§4. Kant and his Refutation of Idealism 1)


35. Kant's whole philosophy turns upon his logic. He gives the name of logic to the greater part of his Critic of the Pure Reason, and it is a result of the great fault of his logical theory that he does not extend that name to the whole work. This greatest fault was at the same [time] the greatest merit of his doctrine: it lay in his sharp discrimination of the intuitive and the discursive processes of the mind. The distinction itself is not only familiar to everybody but it had long played a part in philosophy. Nevertheless, it is on such obvious distinctions that the greater systems have been founded, and [Kant] saw far more clearly than any predecessor had done the whole philosophical import of this distinction. This was what emancipated him from Leibnizianism, and at the same time turned him against sensationalism. It was also what enabled him to see that no general description of existence is possible, which is perhaps the most valuable proposition that the Critic contains. But he drew too hard a line between the operations of observation and of ratiocination. He allows himself to fall into the habit of thinking that the latter only begins after the former is complete; and wholly fails to see that even the simplest syllogistic conclusion can only be drawn by observing the relations of the terms in the premisses and conclusion. His doctrine of the schemata can only have been an afterthought, an addition to his system after it was substantially complete. For if the schemata had been considered early enough, they would have overgrown his whole work.

36. Kant's refutation of idealism in the second edition of the Critic of the Pure Reason has been often held to be inconsistent with his main position or even to be knowingly sophistical. It appears to me to be one of the numerous passages in that work which betray an elaborated and vigorous analysis, marred in the exposition by the attempt to state the argument more abstractly and demonstratively than the thought would warrant.

In »Note 1,« Kant says that his argument beats idealism at its own game. How is that? The idealist says that all that we know immediately, that is, otherwise than inferentially, is what is present in the mind; and things out of the mind are not so present. The whole idealist position turns upon this conception of the present.

37. The idealistic argument turns upon the assumption that certain things are absolutely »present,« namely what we have in mind at the moment, and that nothing else can be immediately, that is, otherwise than inferentially known. When this is once granted, the idealist has no difficulty in showing that that external existence which we cannot know immediately we cannot know, at all. Some of the arguments used for this purpose are of little value, because they only go to show that our knowledge of an external world is fallible; now there is a world of difference between fallible knowledge and no knowledge. However, I think it would have to be admitted as a matter of logic that if we have no immediate perception of a non-ego, we can have no reason to admit the supposition of an existence so contrary to all experience as that would in that case be.

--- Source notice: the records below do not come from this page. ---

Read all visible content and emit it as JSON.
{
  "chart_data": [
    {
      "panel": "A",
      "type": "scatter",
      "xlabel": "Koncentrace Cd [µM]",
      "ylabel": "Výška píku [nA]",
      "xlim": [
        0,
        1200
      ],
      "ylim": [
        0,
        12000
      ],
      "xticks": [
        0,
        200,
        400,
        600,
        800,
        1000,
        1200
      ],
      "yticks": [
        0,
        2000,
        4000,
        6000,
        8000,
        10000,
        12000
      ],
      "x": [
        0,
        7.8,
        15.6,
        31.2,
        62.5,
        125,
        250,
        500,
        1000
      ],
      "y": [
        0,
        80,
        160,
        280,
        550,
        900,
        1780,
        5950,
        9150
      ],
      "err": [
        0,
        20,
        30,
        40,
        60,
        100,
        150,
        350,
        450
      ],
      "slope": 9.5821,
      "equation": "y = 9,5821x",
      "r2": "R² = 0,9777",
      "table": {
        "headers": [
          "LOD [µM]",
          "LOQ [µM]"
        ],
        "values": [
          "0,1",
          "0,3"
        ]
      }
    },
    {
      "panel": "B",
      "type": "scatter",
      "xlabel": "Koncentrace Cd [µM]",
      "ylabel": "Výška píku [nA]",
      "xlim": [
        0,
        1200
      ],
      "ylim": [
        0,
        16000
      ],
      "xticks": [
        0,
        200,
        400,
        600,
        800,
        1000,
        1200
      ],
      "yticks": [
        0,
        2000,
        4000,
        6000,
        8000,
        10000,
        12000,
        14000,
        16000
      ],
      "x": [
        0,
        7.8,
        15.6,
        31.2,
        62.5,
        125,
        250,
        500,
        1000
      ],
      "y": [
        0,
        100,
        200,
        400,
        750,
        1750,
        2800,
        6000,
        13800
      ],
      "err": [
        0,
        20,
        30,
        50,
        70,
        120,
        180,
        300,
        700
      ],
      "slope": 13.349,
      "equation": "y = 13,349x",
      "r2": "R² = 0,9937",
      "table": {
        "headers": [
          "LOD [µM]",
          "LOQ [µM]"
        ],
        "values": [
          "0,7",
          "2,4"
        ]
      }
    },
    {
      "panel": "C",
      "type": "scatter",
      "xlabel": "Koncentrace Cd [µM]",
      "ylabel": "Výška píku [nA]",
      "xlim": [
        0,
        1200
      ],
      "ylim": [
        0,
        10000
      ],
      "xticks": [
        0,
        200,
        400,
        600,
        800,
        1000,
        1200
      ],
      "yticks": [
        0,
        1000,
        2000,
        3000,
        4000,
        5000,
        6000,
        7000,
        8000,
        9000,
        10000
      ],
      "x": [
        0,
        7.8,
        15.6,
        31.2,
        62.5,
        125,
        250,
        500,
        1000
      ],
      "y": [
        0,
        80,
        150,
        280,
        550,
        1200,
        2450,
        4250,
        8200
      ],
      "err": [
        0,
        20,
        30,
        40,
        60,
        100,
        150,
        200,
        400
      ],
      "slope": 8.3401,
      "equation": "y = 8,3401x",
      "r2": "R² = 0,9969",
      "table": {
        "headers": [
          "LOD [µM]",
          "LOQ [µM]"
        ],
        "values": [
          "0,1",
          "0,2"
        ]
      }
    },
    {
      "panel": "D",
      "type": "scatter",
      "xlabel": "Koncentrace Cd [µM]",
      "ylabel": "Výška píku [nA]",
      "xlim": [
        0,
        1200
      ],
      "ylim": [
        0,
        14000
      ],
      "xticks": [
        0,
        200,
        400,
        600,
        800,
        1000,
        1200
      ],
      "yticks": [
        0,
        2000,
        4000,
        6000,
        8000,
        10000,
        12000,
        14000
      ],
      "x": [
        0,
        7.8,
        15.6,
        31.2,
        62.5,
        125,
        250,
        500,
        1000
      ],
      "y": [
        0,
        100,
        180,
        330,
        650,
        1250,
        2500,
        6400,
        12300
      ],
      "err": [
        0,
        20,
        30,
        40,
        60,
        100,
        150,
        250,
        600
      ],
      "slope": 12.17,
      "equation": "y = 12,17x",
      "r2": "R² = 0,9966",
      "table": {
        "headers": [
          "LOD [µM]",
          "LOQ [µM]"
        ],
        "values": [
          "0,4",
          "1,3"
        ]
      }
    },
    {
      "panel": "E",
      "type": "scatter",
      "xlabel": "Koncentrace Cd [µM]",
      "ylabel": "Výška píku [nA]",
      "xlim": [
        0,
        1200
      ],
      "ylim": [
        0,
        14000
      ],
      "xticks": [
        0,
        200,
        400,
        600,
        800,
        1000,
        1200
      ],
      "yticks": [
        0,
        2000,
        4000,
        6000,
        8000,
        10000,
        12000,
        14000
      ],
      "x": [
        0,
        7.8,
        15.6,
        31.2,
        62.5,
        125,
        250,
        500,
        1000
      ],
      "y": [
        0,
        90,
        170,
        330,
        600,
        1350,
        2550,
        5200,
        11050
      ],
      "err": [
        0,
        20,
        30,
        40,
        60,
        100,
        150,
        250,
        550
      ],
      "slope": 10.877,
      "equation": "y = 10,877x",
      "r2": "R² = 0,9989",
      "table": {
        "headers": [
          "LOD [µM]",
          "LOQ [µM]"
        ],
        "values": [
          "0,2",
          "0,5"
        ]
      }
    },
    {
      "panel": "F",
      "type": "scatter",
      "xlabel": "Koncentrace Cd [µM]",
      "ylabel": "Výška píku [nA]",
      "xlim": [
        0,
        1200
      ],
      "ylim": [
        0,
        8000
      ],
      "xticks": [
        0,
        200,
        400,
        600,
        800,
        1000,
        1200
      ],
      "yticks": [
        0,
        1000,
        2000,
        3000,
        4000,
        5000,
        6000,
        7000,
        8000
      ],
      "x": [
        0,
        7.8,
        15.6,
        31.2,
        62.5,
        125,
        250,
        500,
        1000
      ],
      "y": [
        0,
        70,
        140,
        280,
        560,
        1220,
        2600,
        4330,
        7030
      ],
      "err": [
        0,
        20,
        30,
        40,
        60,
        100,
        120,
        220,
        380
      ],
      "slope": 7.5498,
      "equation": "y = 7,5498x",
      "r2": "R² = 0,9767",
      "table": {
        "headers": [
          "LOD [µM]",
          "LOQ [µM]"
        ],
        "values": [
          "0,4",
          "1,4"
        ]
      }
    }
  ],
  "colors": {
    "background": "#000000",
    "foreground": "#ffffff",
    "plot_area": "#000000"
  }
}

38. But what evidence is there that we can immediately know only what is »present« to the mind? The idealists generally treat this as self-evident; but, as Clifford jestingly says, »it is evident« is a phrase which only means »we do not know how to prove.« The proposition that we can immediately perceive only what is present seems to me parallel to that other vulgar prejudice that »a thing cannot act where it is not.« An opinion which can only defend itself by such a sounding phrase is pretty sure to be wrong. That a thing cannot act where it is not is plainly an induction from ordinary experience, which shows no forces except such as act through the resistance of materials, with the exception of gravity which, owing to its being the same for all bodies, does not appear in ordinary experience like a force. But further experience shows that attractions and repulsions are the universal types of forces. A thing may be said to be wherever it acts; but the notion that a particle is absolutely present in one part of space and absolutely absent from all the rest of space is devoid of all foundation. In like manner, the idea that we can immediately perceive only what is present seems to be founded on our ordinary experience that we cannot recall and reexamine the events of yesterday nor know otherwise than by inference what is to happen tomorrow. Obviously, then, the first move toward beating idealism at its own game is to remark that we apprehend our own ideas only as flowing in time, and since neither the future nor the past, however near they may be, is present, there is as much difficulty in conceiving our perception of what passes within us as in conceiving external perception. If so, replies the idealist, instead of giving up idealism we must go still further to nihilism. Kant does not notice this retort; but it is clear from his footnote that he would have said: Not so; for it is impossible we should so much as think we think in time unless we do think in time; or rather, dismissing blind impossibility, the mere imagination of time is a clear perception of the past. Hamilton1) stupidly objects to Reid's phrase »immediate memory« ; but an immediate, intuitive consciousness of time clearly exists wherever time exists. But once grant immediate knowledge in time, and what becomes of the idealist theory that we immediately know only the present? For the present can contain no time.

39. But Kant does not pursue this line of thought along the straight road to its natural result; because he is a sort of idealist himself. Namely, though not idealistic as to the substance of things, he is partially so in regard to their accidents. Accordingly, he introduces his distinction of the variable and the persistent (beharrlich), and seeks to show that the only way we can apprehend our own flow of ideas, binding them together as a connected flow, is by attaching them to an immediately perceived persistent externality. He refuses to inquire how that immediate external consciousness is possible, though such an inquiry might have probed the foundations of his system.